Tolley’s Tax Deformity – a new disease?


I am slightly concerned about these…growths that I’ve found on my Tolley’s Tax Handbooks…what could be in there?

Are they buboes? Should I be using the Medieval approach of protecting myself with sweet smelling nosegays?
Is it the sign of an infestation of book-flesh eating bugs? Will they eventually burst out from the spines in a spray of paper shreds? Like the chestburster from Alien, but with more glue, and less blood?
I am afraid.
If you don’t hear from me by the end of January, send in the search parties. Although I’d recommend they be wearing with HazMat suits, probably Type 1.
And bring tongs.

How to make a librarian happy

First, start with a standard handbook for solicitors, available in many varieties, but for this example, make it a Company Law one.

Give it many, many, paper-thin pages, in order to fit the masses of information into it without it becoming large enough to risk it becoming sentient.Then give it a floppy cover: this ensures that, not only is it impossible to make it stand on a shelf itself, but its floppiness is also contagious, and it’ll merrily take out neighbouring books during its slide to the ground.

Evidence: an action shot, taken when I tried to get the book to stand upright for a second while I took a photo. And its normal position/look, when placed on a shelf and left to its own devices.
So: with those ingredients, you have created a book that annoys the librarian (as when it’s on the shelf it’s like a limp eel, and a Bad Influence on the other books), and the solicitors (who can’t store them standing upright like the other books on their desk, so they have to lie flat / get buried under paperwork / annoy them when they can’t find them due to the burying).
To make the librarian happy again, you need to do one simple thing: provide stiffer covers. Then the books can do amazing things, see?

I left them alone, unsupervised, for FIVE WHOLE MINUTES, and came back and they were still upright like that, yay!
Yes, it’s the small things that make us happy…thank you Butterworths, for rescuing my shelves from the Attack of El Collapso.
P.S. The solicitors like them too: drawing most comments so far is the attractive dot design.

Slow reading, and legalese

So, it seems we’re all finding it difficult to concentrate on reading large amounts of text, and getting more easily distracted from….oh, shiny thing!

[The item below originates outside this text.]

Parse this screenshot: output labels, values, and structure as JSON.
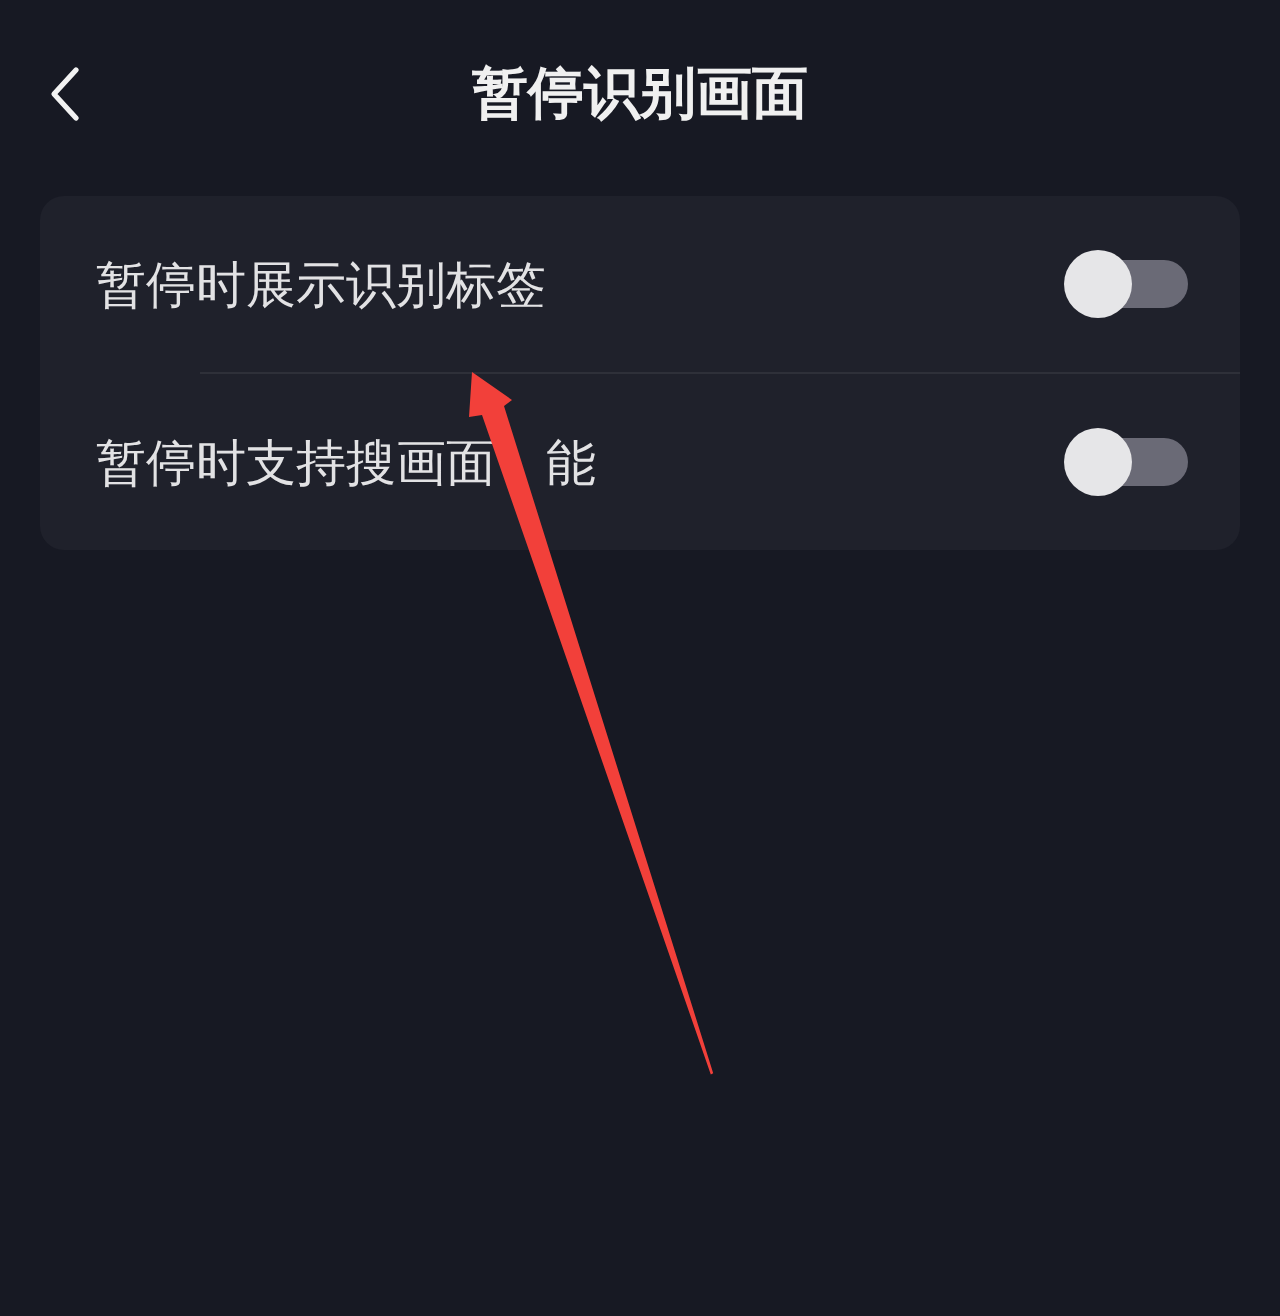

Ahem…yes, so…I suppose the techniques frowned upon by the Oxford History professor in the article may well be naughty to use when trying to study and analyse literature….but in legal research, they’re a godsend! Databases may well throw up hundreds or thousands of hits when you search for a specific term. Once you’ve narrowed it down a bit more, you’re still left with dozens of articles and cases to wade through. And nobody’s ever claimed that legal language was snappy, or easy to skim.
The ability to go into these items and search for a specific word is great: by being able to find words instantly, and get some understanding of their use in the case or article through looking at the context, discarding irrelevant items is a much faster process.
I’m not a lawyer: I don’t necessarily always understand exactly what it is I’m being asked to find, and despite being a naturally fast reader, I can’t dedicate hours and hours of time to fully go through each article or case that may possibly be relevant to get to that level of understanding. Looking for key words helps me narrow down the material, meaning the lawyer gets what they need, faster.
So yes, slow reading’s a good thing, in the right situation, but reading legalese is already slow enough – I’m taking all the help I can get with that!